Wednesday, November 13, 2019

Learning from Non-Fiction Picture Books

Visit Alyson Beecher on Wednesdays for Non-Fiction Picture Books at Kidlit Frenzy.  Thanks to her hosting and sharing and those who add their posts, you can discover and celebrate terrific nonfiction picture books!  I always learn from these books, am happy that they are more and more available today for children, for everyone!

              Again with the computer science nonprofit Girls Who Code, Josh Funk and Sara Palacios take readers on another adventure, this time to an amusement park. One pleasing part here is that Pearl and her robot friend, Pascal whom we met in How To Code A Sandcastle, are back, and discover right away that their top goal, to ride that fabulous Python Coaster, may need to wait a bit. The line is so, so long. Pearl begins with a map and announces she'll use "code" for their day. When a coding term is introduced, Funk gives clear, easy-to-understand, definitions. For example, they have ten tokens for rides and Pearl is going to keep track through using a "variable", which holds information, this time those tokens! They begin with a Ferris wheel (robots ride free) which is one token. And since they love the ride, Pearl explains a "loop", which repeats the action of "one token-one ride". There follows a few other needed actions/terms, all while having a great time on the rides, and all those other amusement park delights: trying to win a prize and ice cream! Oops, having fun this time means spending tokens and suddenly they're out but have still not been on that coaster. 
           Along with learning this new way to keep track of the new coding rules, the new challenge might also mean another code that's missing? When teachers want a way to introduce coding, using the colorfully designed illustrations in an amusement part, labeled with the instructions will aid the process. 
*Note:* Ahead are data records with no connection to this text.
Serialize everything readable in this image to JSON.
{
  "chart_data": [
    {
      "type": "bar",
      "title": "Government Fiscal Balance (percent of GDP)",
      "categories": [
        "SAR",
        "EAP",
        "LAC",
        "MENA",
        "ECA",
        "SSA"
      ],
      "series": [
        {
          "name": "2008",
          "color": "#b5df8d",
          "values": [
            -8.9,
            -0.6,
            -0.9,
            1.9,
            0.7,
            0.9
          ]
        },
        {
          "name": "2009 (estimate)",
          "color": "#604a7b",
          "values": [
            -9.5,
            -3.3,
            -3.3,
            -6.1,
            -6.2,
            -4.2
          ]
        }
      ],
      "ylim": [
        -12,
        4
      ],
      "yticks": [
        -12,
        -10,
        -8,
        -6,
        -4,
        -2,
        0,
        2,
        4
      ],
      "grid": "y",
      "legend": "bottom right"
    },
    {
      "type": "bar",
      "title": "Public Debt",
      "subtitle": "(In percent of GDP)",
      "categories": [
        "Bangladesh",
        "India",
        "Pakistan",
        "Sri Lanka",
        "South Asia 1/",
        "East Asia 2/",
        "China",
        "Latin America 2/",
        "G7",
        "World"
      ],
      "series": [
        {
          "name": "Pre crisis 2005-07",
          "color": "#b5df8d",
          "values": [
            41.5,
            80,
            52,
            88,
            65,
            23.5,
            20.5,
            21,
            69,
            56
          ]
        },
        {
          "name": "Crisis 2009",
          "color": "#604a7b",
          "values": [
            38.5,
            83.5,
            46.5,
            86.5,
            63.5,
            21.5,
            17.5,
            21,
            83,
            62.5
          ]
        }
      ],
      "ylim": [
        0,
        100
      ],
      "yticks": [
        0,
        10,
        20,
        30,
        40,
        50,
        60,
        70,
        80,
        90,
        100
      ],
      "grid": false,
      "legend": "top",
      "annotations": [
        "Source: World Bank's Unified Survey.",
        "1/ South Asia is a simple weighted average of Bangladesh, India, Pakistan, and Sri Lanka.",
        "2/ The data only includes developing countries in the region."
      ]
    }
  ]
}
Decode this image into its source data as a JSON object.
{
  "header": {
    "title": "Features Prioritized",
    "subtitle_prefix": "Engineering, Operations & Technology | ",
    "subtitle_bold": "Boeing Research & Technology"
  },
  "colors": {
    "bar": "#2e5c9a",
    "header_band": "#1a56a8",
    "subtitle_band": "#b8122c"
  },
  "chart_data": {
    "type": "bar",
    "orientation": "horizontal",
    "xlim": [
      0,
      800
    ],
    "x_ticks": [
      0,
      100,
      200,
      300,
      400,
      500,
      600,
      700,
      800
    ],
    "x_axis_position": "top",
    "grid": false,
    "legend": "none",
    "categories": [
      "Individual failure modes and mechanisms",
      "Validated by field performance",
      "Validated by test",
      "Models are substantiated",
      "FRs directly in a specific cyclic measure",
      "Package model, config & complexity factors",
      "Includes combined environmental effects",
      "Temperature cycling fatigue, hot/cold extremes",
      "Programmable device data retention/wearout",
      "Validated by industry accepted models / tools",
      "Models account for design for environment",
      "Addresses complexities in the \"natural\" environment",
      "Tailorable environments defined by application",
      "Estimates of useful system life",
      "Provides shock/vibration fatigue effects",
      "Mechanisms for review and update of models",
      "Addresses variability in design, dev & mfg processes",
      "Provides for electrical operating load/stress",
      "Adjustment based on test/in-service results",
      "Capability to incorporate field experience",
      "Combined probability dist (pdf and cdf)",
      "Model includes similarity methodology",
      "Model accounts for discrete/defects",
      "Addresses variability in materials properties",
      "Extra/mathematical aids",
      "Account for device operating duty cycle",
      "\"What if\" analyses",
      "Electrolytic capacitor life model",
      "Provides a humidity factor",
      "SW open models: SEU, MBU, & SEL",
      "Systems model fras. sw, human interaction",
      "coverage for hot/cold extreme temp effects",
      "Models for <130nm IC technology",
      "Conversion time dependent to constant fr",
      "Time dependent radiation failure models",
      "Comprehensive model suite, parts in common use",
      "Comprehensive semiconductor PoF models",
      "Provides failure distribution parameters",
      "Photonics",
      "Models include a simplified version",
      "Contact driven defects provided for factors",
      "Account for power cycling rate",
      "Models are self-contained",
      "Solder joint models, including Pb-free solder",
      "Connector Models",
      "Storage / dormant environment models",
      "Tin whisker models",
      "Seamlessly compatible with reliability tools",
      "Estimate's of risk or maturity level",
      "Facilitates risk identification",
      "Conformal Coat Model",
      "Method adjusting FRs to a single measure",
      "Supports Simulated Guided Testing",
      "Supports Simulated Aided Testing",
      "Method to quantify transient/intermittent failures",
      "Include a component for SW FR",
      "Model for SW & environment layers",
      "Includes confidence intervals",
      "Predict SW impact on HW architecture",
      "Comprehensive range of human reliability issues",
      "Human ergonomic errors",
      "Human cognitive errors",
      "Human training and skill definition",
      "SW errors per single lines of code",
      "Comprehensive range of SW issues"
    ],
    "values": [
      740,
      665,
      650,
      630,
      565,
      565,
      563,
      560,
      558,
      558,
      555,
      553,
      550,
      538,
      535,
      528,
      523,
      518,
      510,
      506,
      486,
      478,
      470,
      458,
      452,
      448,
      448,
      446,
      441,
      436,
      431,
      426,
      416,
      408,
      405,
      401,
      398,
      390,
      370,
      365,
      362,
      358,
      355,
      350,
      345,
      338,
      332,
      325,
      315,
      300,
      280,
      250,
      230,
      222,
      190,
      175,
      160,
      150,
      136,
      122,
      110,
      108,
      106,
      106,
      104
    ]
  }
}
A favorite page gives an idea of the creative way Sara Palacios illustrates Josh's way of explanations, this time more about a "variable", but shown in the ice cream shop menu, with a diverse group of people happy to have some delicious ice cream! 

           There is an introduction by the founder, Reshma Saujani, of Girls Who CodeAdditional explanations of the code words can be found in the backmatter. Thanks to Josh Funk and Sara Palacios for another book that shows how coding works, can be helpful, and is easy to learn!


  1. Coding is really popular at our school! I love that there are books that go along with it. The vocabulary is still new to me!

    1. For those who are teaching younger students, these can serve as the beginning. Thanks, Michele.